For example, here is a summary() method for polygon objects that computes the ranges of the x- and y-coordinates.

## object an object of class "polygon"

summary.polygon <- function(object, ...) {
        object <- list(rng.x = range(object$xcoord),
                       rng.y = range(object$ycoord))
        class(object) <- "summary_polygon"
        object
}
Note

The summary method simply returns an object of class summary_polygon.

Now the corresponding print() method for summary.polygon objects:

## Note: x an object of class "summary_polygon"
print.summary_polygon <- function(x, ...) {
        cat("x:", x$rng.x[1], "-->", x$rng.x[2], "\n")
        cat("y:", x$rng.y[1], "-->", x$rng.y[2], "\n")
        invisible(x)
}

Now we can make use of our new polygon class and methods (summary() and print()).

## Construct a new "polygon" object
x <- make_poly(1:4, c(1, 5, 2, 1))
attributes(x)
$names
[1] "xcoord" "ycoord"

$class
[1] "polygon"

We can use the print() to see what the object is.

print(x)
a polygon with 4 vertices

And we can use the summary() method to get a bit more information about the object.

out <- summary(x)
class(out)
[1] "summary_polygon"
print(out)
x: 1 --> 4 
y: 1 --> 5 

Because of auto-printing we can just call the summary() method and let the results auto-print.

summary(x)
x: 1 --> 4 
y: 1 --> 5 
What next?

From here, we could build other methods for interacting with our polygon object.

For example, it may make sense to define a plot() method or maybe methods for intersecting two polygons together.

S4

S4 is a rigorous system that forces you to think carefully about program design.

It’s particularly well-suited for building large systems that evolve over time and will receive contributions from many programmers. This is why it is used by the Bioconductor project, so another reason to learn S4 is to equip you to contribute to that project.

The S4 system is slightly more restrictive than S3, but it’s similar in many ways.

Constructors in S4

  • To create a new class in S4 you need to use the setClass() function.
  • You need to specify two (or three arguments) for this function:
    • Class which is the name of the class as a string
    • slots, which is a named list of attributes for the class with the class of those attributes specified
    • (optionally) contains, which includes the super-class of they class you are specifying (if there is a super-class)

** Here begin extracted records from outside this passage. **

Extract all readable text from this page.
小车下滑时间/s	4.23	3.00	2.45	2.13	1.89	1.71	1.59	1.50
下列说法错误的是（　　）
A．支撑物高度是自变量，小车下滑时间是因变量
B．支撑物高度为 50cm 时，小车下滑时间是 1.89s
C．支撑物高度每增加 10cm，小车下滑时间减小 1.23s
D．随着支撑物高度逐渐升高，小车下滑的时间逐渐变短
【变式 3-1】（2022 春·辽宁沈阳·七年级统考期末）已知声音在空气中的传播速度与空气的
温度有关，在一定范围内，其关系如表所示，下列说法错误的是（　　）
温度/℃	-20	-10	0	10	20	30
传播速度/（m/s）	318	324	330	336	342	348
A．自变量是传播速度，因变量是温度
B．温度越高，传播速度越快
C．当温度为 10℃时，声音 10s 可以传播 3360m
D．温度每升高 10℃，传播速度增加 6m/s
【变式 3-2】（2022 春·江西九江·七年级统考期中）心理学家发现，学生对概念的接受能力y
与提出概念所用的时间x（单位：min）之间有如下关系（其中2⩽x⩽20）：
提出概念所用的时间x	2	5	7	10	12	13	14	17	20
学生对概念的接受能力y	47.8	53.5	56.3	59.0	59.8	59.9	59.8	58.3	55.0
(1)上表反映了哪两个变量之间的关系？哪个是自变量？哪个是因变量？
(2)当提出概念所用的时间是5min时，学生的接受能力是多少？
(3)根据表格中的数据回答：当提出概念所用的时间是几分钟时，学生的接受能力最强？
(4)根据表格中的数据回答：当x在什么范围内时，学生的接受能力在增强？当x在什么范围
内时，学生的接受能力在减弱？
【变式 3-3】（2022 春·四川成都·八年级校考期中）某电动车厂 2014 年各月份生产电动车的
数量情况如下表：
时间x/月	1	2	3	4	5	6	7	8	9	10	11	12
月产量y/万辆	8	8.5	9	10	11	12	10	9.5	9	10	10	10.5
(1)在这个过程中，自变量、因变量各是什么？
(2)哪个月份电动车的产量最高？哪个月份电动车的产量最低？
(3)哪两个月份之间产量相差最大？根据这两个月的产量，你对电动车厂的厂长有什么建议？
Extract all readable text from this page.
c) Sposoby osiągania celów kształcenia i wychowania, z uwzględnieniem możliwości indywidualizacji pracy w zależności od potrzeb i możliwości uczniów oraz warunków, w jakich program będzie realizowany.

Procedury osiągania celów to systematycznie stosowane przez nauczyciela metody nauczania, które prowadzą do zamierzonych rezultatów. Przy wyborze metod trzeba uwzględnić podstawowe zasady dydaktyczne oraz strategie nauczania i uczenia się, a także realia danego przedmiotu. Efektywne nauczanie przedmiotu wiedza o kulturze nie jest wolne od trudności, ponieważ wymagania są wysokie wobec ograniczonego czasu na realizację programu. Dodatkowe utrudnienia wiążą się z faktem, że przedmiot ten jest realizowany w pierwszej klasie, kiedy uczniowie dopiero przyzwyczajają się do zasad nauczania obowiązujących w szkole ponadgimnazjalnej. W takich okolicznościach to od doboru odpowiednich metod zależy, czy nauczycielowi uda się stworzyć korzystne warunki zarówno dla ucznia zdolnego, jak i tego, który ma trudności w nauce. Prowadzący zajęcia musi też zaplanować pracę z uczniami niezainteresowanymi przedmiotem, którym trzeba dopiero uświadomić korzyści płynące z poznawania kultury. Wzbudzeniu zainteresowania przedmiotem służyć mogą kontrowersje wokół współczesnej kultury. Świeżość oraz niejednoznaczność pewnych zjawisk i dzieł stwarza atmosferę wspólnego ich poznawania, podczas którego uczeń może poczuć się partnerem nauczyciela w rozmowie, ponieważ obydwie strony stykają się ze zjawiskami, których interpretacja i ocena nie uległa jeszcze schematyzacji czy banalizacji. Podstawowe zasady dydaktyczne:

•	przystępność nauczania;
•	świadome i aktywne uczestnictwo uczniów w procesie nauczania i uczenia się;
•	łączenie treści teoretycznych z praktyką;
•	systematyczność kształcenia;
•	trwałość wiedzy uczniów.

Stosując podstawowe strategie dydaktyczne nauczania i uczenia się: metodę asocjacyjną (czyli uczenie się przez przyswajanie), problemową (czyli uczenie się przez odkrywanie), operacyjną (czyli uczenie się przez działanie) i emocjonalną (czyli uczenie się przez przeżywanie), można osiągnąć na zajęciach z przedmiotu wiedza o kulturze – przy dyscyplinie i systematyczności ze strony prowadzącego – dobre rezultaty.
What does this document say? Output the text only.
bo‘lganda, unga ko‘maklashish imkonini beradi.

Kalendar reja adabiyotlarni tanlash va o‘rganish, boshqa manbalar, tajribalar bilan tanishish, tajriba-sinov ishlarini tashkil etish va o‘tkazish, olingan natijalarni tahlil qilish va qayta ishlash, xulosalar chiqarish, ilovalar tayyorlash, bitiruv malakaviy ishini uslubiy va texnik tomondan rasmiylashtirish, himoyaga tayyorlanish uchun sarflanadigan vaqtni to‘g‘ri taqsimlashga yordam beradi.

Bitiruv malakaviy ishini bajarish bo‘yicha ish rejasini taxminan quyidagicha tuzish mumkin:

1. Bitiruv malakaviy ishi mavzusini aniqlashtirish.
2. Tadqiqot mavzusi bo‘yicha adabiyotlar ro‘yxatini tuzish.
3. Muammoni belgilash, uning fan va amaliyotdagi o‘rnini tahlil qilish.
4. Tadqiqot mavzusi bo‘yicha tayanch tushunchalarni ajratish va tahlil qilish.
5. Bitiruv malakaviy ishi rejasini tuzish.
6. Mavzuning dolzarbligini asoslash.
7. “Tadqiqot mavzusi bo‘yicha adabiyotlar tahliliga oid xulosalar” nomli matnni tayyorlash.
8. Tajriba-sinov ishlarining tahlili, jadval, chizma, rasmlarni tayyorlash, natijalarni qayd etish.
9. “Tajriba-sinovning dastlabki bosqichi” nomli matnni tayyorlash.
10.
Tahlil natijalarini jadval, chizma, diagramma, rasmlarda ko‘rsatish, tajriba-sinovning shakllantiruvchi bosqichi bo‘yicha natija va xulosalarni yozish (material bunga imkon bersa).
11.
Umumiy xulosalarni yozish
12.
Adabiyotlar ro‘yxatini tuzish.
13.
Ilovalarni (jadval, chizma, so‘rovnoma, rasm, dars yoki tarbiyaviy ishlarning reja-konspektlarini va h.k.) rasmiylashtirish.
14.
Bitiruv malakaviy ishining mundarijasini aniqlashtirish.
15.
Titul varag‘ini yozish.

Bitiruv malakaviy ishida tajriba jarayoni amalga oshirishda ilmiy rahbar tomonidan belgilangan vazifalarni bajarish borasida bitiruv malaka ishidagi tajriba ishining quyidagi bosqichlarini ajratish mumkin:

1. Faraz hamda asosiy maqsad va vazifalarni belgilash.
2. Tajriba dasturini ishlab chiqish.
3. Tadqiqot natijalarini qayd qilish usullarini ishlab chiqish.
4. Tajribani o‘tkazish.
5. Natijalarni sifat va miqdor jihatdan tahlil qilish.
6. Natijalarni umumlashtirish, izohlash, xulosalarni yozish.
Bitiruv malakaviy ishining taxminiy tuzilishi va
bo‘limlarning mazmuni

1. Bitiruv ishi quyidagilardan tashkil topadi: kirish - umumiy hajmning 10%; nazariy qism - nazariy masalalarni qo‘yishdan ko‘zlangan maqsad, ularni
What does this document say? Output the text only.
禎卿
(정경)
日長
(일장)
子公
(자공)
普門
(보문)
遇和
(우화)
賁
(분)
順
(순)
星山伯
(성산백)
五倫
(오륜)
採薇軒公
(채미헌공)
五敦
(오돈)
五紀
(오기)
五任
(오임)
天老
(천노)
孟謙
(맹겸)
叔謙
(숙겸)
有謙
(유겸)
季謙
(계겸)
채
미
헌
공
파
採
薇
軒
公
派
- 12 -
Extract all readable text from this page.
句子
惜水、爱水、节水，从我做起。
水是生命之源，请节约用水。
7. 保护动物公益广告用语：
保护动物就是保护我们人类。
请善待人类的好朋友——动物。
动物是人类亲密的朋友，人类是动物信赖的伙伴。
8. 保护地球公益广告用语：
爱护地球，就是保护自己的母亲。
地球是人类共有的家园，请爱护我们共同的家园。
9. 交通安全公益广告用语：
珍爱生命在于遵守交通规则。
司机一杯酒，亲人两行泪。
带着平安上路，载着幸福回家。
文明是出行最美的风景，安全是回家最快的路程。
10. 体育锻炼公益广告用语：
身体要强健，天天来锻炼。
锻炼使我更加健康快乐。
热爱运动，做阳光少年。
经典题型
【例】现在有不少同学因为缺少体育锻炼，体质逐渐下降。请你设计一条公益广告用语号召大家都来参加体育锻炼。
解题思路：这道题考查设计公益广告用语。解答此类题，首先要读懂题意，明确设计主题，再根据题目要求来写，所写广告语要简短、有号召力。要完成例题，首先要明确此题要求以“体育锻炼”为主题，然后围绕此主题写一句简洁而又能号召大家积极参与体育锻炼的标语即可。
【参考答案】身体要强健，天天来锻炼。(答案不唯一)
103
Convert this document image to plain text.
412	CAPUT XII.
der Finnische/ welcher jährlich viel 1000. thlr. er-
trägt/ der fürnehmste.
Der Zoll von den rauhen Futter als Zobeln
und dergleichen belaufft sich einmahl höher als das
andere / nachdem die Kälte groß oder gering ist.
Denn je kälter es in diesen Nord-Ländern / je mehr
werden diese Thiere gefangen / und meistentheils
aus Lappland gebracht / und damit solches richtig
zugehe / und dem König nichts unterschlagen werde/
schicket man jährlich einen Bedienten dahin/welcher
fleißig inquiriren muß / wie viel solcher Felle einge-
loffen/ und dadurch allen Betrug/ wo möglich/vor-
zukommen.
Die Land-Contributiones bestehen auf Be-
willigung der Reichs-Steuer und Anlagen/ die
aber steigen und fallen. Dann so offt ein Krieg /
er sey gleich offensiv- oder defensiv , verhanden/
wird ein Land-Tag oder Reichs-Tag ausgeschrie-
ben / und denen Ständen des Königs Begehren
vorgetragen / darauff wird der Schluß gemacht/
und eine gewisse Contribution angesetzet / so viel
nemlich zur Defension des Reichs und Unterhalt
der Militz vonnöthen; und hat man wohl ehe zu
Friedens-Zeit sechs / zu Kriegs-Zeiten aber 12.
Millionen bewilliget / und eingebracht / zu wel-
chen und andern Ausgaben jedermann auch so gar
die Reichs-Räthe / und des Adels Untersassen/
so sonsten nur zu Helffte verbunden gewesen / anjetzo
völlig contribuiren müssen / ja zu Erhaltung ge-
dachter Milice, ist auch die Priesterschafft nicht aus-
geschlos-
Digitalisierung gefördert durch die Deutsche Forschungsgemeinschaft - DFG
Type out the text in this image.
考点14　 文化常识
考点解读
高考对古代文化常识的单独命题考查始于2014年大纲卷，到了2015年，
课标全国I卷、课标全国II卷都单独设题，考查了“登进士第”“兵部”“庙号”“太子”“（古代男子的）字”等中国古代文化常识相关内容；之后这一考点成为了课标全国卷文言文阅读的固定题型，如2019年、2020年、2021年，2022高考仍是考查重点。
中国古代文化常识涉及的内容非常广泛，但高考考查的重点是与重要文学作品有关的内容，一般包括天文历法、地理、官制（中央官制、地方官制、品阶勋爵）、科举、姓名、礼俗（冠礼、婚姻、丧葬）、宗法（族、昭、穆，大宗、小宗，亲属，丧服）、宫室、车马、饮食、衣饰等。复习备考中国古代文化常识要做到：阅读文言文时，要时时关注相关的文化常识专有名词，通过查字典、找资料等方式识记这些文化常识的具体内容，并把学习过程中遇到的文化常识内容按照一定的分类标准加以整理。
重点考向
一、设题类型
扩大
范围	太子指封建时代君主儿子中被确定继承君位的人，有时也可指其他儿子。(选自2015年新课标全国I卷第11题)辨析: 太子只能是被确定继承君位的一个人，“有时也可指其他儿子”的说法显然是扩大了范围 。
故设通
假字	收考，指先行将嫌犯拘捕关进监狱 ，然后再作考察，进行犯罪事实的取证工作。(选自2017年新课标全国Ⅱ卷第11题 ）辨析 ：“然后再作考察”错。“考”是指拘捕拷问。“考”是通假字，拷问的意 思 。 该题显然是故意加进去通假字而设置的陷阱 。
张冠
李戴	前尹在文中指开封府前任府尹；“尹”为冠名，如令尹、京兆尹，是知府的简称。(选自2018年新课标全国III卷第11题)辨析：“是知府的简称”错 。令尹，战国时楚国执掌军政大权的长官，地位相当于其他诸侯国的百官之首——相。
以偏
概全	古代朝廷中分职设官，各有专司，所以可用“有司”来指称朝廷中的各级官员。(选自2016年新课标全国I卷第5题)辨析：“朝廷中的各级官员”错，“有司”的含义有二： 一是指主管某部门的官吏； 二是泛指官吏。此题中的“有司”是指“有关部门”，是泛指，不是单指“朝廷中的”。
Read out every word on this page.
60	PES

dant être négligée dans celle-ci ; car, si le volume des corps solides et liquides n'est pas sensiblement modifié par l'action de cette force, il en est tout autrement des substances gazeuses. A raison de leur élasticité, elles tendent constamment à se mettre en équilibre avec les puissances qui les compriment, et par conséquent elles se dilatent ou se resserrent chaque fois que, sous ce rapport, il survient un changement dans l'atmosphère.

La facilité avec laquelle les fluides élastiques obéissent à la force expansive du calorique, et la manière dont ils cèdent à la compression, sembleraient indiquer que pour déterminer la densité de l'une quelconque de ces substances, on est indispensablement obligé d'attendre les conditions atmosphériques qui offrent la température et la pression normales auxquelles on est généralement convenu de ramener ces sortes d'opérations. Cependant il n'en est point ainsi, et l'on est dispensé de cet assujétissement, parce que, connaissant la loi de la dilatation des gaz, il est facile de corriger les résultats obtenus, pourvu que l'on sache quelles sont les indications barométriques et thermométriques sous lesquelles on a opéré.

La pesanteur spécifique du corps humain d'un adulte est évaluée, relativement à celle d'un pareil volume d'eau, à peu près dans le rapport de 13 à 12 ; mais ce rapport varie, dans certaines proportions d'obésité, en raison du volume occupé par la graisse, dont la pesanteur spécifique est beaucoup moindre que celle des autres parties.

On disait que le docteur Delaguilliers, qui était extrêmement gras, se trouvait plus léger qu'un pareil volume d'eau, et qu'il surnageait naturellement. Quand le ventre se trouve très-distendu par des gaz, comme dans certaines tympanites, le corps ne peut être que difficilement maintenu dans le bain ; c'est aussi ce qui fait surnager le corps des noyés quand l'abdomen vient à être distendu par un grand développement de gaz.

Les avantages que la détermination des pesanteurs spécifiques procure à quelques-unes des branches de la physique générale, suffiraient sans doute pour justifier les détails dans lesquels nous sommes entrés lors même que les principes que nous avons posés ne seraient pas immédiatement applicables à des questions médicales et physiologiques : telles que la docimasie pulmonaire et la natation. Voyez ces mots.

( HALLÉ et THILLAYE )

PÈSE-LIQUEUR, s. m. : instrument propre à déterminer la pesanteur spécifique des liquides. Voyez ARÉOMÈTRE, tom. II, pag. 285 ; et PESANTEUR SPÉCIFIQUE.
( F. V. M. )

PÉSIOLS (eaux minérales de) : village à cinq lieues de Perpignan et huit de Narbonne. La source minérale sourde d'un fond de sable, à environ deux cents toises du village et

Take look at the class definition for a bus_S4 and a party_bus_S4 below:

setClass(Class = "bus_S4",
         slots = list(n_seats = "numeric", 
                      top_speed = "numeric",
                      current_speed = "numeric",
                      brand = "character"))
setClass(Class = "party_bus_S4",
         slots = list(n_subwoofers = "numeric",
                      smoke_machine_on = "logical"),
         contains = "bus_S4")

Now that we have created the bus_S4 and the party_bus_S4 classes we can create bus objects using the new() function. The new() function’s arguments are the name of the class and values for each “slot” in our S4 object.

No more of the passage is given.